Ternate – Dalam tradisi Kesultanan Ternate, Tidore, Bacan dan Jailolo dikenal prinsip Jou se Ngofa Ngare, yang menempatkan kekuasaan dan kewenangan sebagai amanah untuk melindungi kehidupan. Nilai ini sejalan dengan prinsip universal hukum ketenagakerjaan, yang menempatkan keselamatan manusia sebagai prioritas utama dalam kegiatan ekonomi.
Terkait dengan hal ini, Advokat muda asal Maluku Utara, Safrin Samsudin Gafar., S.H, menegaskan bahwa Pemerintah Provinsi Maluku Utara (Malut) bersama instansi ketenagakerjaan memiliki peran penting, untuk memastikan pengawasan K3 dilakukan secara profesional dan terbuka.

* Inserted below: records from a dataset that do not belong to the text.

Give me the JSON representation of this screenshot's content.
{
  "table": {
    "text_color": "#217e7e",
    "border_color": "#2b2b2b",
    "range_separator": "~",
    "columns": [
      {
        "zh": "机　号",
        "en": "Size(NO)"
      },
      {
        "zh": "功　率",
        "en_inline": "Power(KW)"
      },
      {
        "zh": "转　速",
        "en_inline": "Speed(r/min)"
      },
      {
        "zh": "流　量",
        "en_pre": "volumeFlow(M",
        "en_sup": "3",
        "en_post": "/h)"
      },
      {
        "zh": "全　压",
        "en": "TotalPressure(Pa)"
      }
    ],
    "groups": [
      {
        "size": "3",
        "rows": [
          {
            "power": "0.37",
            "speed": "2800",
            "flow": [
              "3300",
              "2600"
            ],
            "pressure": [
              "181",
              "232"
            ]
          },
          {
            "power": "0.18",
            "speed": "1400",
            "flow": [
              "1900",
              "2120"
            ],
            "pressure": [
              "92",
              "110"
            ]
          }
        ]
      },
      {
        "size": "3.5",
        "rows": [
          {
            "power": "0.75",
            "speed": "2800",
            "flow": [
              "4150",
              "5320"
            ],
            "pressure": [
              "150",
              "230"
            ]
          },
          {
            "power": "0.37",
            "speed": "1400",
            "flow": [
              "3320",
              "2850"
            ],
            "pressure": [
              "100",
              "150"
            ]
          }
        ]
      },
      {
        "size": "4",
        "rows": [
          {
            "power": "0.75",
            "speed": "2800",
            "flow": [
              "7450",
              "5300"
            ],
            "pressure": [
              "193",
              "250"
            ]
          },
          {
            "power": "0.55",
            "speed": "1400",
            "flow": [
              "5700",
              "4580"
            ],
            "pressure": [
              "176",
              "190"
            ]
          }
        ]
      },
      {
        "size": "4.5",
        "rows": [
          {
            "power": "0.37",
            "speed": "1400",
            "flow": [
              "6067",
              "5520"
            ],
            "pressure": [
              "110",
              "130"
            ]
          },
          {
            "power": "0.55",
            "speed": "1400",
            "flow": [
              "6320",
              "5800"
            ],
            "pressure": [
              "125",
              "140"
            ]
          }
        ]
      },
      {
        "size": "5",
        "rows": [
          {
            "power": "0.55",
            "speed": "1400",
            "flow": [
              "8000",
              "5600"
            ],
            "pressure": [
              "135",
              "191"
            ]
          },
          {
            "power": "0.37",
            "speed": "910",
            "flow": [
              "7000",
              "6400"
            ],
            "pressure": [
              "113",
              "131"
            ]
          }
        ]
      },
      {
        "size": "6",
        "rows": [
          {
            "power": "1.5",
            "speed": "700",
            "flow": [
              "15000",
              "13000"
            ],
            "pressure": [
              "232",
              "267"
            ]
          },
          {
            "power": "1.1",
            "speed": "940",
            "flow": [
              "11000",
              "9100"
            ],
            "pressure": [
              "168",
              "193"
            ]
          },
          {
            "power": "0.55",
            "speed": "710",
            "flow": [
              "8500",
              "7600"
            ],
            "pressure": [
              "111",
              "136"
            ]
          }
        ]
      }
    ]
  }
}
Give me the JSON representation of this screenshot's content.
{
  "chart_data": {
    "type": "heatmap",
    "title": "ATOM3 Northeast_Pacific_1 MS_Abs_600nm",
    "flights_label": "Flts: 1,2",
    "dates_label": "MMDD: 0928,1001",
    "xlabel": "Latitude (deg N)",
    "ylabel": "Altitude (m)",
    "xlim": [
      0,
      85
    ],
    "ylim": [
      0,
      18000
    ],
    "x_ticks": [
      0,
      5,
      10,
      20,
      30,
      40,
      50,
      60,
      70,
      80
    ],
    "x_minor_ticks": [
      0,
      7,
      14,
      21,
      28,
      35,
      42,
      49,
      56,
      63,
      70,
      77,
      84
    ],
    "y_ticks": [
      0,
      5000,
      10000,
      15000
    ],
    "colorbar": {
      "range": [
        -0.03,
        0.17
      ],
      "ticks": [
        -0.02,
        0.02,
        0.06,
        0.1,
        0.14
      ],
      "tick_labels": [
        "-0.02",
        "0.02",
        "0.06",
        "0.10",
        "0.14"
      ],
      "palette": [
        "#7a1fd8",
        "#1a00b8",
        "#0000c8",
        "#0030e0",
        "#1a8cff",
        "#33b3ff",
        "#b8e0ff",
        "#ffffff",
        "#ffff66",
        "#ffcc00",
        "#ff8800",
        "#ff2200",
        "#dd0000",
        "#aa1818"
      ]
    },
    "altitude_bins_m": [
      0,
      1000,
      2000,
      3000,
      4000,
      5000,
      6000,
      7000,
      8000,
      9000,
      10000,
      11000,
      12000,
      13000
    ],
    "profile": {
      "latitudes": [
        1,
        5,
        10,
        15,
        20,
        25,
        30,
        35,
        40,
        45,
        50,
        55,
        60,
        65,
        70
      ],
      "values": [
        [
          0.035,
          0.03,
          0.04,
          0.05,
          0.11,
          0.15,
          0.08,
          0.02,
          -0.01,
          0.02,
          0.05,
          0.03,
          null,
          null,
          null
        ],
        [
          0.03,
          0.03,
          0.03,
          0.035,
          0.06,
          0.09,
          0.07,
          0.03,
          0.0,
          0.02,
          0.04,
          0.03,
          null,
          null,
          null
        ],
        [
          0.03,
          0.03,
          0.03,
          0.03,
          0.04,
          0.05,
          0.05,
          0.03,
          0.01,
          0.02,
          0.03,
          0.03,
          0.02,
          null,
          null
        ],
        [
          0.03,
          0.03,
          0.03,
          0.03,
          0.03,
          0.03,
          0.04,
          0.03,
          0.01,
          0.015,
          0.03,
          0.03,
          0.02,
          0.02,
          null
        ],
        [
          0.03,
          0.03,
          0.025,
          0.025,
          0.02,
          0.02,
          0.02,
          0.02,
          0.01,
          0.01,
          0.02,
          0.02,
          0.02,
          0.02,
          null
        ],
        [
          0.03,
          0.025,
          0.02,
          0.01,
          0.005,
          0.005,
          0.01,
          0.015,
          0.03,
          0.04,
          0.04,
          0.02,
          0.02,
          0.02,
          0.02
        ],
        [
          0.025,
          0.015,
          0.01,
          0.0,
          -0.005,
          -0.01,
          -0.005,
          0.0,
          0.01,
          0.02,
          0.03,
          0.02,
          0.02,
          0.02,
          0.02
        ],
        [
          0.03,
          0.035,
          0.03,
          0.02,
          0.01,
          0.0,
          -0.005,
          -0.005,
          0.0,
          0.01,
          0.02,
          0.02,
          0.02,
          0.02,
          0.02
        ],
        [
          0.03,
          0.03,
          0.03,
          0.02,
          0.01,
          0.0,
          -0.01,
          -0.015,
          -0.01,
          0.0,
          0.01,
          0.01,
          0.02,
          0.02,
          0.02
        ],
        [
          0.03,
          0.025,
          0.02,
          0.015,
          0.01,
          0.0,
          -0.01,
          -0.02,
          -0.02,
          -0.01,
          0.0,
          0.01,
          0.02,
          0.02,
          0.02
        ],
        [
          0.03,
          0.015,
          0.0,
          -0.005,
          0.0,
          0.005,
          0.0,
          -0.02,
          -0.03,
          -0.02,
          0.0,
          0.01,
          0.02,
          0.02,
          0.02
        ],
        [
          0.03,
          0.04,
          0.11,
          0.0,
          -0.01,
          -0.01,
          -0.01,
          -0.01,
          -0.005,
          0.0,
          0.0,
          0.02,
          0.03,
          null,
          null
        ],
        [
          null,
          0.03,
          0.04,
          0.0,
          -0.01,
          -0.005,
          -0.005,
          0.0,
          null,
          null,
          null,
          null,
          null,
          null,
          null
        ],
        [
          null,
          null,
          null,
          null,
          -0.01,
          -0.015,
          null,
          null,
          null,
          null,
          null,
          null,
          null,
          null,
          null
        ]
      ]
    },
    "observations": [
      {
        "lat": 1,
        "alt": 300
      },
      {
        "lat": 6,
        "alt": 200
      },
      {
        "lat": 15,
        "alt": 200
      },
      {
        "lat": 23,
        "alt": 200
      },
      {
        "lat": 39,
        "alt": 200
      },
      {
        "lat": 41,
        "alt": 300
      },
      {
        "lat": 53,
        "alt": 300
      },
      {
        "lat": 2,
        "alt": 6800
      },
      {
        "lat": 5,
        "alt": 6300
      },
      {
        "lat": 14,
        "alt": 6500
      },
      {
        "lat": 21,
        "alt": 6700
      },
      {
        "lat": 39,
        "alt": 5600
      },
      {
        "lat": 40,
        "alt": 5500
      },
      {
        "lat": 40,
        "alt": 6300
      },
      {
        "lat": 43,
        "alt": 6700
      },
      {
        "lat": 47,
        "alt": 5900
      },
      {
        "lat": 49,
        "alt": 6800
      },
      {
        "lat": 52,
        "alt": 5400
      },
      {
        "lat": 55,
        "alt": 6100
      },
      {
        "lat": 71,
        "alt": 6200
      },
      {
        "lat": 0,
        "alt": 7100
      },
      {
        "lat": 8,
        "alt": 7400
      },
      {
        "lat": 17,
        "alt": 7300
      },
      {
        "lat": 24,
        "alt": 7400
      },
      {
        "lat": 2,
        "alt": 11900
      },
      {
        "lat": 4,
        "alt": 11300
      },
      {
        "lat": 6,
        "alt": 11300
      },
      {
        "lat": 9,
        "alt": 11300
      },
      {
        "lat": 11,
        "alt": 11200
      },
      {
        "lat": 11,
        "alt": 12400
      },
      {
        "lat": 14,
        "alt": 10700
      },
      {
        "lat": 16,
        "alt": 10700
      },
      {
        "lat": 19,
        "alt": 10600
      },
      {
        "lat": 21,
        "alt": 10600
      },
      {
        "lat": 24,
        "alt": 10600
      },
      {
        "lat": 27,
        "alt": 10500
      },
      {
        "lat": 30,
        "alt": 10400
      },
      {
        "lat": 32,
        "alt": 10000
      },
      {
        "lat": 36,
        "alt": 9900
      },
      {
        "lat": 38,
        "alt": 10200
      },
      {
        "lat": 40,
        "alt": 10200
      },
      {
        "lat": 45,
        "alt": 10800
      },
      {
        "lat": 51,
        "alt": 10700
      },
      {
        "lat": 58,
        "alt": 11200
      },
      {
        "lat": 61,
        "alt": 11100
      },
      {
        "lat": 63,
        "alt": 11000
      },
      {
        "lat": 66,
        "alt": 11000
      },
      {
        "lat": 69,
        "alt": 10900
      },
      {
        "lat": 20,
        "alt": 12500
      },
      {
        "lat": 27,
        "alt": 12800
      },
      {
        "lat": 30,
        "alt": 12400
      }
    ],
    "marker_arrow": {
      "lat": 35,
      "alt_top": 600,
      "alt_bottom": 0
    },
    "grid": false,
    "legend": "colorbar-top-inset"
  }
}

“Selain itu kehadiran Kementerian Ketenagakerjaan Republik Indonesia dalam fungsi pengawasan, juga menjadi penting guna memastikan kepatuhan terhadap Undang-Undang Nomor 1 Tahun 1970 dan peraturan perundang-undangan ketenagakerjaan yang berlaku saat ini,” pungkas Safrin.
Lanjut, Safrin, berdasarkan tradisi empat kesultanan Moloku Kie Raha ini, maka kejadian kecelakaan kerja yang memakan korban nyawa salah satu pekerja lokal PT. Karunia Permai Sentosa (KPS), ini perlu menjadi perhatian serius oleh pihak-pihak terkait dalam hal ini Aparat Penegak Hukum (APH).

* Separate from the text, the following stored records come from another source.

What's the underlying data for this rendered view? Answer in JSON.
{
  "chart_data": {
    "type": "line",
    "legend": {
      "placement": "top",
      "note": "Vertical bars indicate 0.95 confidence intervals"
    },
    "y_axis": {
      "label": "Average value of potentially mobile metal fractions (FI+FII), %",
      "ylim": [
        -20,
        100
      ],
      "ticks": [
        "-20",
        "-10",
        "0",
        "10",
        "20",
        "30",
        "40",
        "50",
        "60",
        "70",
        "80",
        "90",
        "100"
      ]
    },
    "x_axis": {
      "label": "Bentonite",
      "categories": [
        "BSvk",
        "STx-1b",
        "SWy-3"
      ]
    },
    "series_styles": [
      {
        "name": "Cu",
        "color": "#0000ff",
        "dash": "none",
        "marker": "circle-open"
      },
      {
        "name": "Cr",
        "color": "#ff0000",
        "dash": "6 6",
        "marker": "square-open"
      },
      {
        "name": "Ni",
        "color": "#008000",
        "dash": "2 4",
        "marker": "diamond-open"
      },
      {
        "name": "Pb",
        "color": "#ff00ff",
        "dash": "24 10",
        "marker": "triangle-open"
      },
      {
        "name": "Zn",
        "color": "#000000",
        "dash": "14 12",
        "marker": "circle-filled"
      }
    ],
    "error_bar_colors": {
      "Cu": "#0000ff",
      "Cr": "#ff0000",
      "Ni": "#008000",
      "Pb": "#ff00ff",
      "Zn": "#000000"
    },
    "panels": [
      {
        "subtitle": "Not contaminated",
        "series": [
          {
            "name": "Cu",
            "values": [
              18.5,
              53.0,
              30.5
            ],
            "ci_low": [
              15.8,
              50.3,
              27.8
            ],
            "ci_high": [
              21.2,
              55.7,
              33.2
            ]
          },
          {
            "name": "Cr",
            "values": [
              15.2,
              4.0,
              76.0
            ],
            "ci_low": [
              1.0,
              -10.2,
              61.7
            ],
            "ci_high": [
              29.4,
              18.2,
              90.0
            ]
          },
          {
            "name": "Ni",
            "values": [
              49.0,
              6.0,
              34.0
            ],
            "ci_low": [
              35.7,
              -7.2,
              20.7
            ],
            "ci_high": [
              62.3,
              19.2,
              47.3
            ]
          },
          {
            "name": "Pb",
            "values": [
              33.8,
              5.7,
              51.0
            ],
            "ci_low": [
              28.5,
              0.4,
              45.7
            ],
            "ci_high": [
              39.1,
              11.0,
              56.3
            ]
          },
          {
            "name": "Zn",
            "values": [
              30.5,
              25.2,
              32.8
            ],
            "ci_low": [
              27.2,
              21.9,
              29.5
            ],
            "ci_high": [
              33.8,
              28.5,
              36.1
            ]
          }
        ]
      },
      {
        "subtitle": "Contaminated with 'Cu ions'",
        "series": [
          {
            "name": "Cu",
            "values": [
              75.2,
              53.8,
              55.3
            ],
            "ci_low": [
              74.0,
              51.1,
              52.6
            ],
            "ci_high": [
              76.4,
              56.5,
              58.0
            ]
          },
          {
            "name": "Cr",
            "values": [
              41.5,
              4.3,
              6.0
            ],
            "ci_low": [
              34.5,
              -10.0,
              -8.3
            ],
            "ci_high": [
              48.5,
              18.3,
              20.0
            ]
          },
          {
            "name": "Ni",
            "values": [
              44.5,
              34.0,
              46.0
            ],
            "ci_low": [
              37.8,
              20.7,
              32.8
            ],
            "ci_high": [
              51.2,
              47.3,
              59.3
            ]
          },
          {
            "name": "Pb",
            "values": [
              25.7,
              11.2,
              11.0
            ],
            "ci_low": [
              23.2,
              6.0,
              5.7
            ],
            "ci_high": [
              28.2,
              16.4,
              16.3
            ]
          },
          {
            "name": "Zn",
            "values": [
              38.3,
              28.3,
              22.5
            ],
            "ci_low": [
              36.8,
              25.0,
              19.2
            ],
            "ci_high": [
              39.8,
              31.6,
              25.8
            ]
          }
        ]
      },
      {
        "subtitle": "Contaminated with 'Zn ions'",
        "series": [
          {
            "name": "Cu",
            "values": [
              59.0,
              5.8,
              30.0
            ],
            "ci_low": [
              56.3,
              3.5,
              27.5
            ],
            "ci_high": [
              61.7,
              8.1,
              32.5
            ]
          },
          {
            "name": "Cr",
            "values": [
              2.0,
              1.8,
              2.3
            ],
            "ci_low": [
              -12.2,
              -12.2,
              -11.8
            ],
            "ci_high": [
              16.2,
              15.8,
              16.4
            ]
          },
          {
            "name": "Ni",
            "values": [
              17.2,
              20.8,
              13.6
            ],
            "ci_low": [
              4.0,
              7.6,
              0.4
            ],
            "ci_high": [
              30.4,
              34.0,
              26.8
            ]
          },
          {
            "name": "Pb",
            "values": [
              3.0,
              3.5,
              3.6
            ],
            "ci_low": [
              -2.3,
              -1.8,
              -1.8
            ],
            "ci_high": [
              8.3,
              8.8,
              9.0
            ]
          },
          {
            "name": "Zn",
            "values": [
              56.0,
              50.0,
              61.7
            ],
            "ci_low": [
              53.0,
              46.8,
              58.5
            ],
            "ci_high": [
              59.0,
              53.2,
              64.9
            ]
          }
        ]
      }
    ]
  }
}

“Aparat penegak hukum diharapkan menjalankan tugasnya secara independen, transparan, dan akuntabel sesuai kewenangan masing-masing. Proses penegakan hukum yang objektif akan memberikan kepastian hukum, baik keluarga korban, masyarakat, maupun pelaku usaha,” ujar Safrin.
Menurut Safrin, bagi korporasi pertambangan, kepatuhan terhadap standar K3 bukan semata kewajiban administratif, melainkan bagian dari tanggung jawab sosial dan etika usaha. Investasi yang berkelanjutan hanya dapat tumbuh apabila keselamatan pekerja ditempatkan sebagai fondasi utama.

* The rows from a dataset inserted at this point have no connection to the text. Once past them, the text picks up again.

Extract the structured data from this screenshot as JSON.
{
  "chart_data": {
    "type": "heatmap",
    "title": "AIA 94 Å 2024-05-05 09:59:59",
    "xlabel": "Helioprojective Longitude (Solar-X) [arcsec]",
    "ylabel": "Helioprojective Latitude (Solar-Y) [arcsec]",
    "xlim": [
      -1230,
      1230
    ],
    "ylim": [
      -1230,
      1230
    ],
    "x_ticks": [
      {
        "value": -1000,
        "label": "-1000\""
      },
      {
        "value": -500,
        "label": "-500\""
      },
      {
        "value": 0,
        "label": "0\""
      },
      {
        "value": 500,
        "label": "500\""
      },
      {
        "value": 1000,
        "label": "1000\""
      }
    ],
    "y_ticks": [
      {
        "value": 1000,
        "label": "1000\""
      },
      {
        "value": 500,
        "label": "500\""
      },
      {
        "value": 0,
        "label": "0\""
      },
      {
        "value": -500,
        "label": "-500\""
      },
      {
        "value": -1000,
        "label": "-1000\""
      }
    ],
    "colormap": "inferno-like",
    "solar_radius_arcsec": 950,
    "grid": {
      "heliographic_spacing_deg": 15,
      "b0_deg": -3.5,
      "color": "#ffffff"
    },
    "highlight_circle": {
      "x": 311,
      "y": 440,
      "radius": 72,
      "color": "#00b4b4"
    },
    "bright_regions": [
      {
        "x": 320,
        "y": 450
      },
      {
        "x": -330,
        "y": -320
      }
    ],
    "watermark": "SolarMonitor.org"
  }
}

“Di Maluku Utara, hukum negara dan nilai adat sejatinya berjalan beriringan. Diaman penegakan hukum yang konsisten dan transparan bukan hanya sekedar kebutuhan konstitusional, tetapi juga bagian dari upaya menjaga marwah dan martabat nilai-nilai luhur adat se atoran, untuk arah pembangunan agar tidak mengorbankan keselamatan manusia,” beber Safrin.
Safrin, menegaskan bahwa tulisan ini merupakan pendapat hukumnya sebagai pemerhati hukum ketenagakerjaan, dan disusun berdasarkan informasi yang tersedia untuk publik dan dokumen somasi AP3LT, serta tidak dimaksudkan untuk mendahului atau mengintervensi proses hukum yang sedang atau akan berjalan.